聖書は人の姿をとてもリアルに描き、主人公のドロドロした苦悩を隠そうとしません。とても若い頃からこのような苦悩を体験する人がいます。大好きなお父さんと、大好きなお母さんの夫婦仲が悪く、壊れて行く家庭環境を眺めながら、辛い思いをする子供がたくさんいます。過去の恨みを手放そうとすることなく、時間がいくらたっても、仲直りを拒む人は山ほどいます。せっかく出来上がった友好的なムードを壊すのが得意な人もいます。

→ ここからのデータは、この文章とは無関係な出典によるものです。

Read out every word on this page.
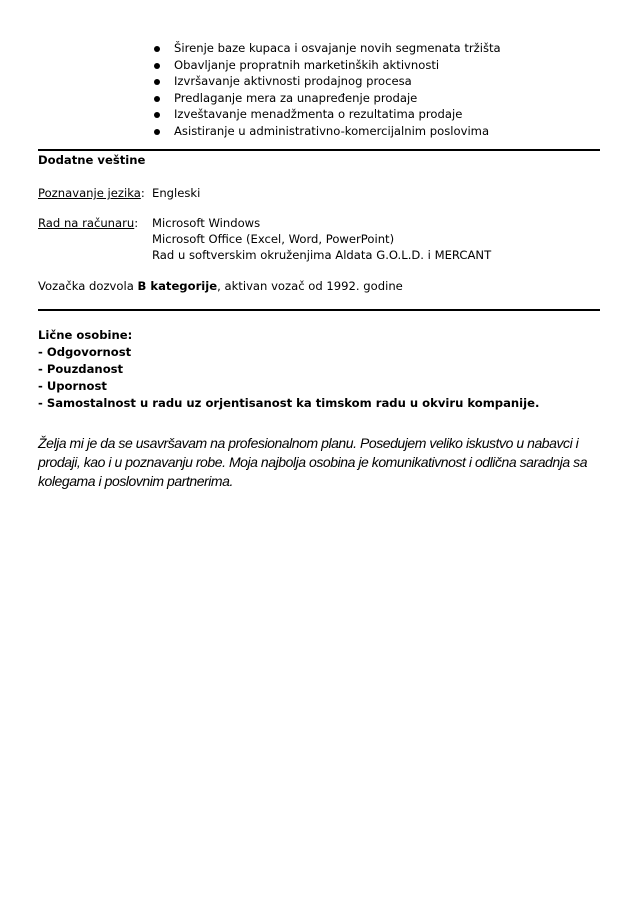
Širenje baze kupaca i osvajanje novih segmenata tržišta
Obavljanje propratnih marketinških aktivnosti
Izvršavanje aktivnosti prodajnog procesa
Predlaganje mera za unapređenje prodaje
Izveštavanje menadžmenta o rezultatima prodaje
Asistiranje u administrativno-komercijalnim poslovima
Dodatne veštine
Poznavanje jezika: Engleski
Rad na računaru: Microsoft Windows
Microsoft Office (Excel, Word, PowerPoint)
Rad u softverskim okruženjima Aldata G.O.L.D. i MERCANT
Vozačka dozvola B kategorije, aktivan vozač od 1992. godine
Lične osobine:
- Odgovornost
- Pouzdanost
- Upornost
- Samostalnost u radu uz orjentisanost ka timskom radu u okviru kompanije.
Želja mi je da se usavršavam na profesionalnom planu. Posedujem veliko iskustvo u nabavci i prodaji, kao i u poznavanju robe. Moja najbolja osobina je komunikativnost i odlična saradnja sa kolegama i poslovnim partnerima.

聖書は、平和をつくる人の幸せを約束していますが、他人と上手く行くのが簡単だとは教えていません。間に入って人の気持ちを繋げようとすると、結果として、どちらからも恨まれることは、よくあることです。一旦、嫌われると、どう説得しても、信頼を取り戻すのは至難の業です。皆に気持ちを分かり合ってもらうのは困難を極めることであり、これ以上のことができないと悟って見切りを付けるしかない時もあります。
アブラハムにとって、サラの気持ちをほぐすのは不可能なことで、イサクとイシュマエルのどちらかを諦めるほかはありませんでした。幸せが新たな苦しみに転じたアブラハムに神様は語りかけました。「これ以上、苦しまなくても良い。正妻のサラと、その子のイサクに自分の責任を淡々と果たしなさい。イシュマエルは私が何とかする。」どうしようもなく複雑で、手のつけ様がない人間関係に苦しむ私たちにも、神様は同じように語りかけます。「手の施しようのないことに心を乱してはいけない。ただ誠実に、その時にふさわしく、するべきことをやり遂げなさい。あとは私が何とかする。私に任せなさい。」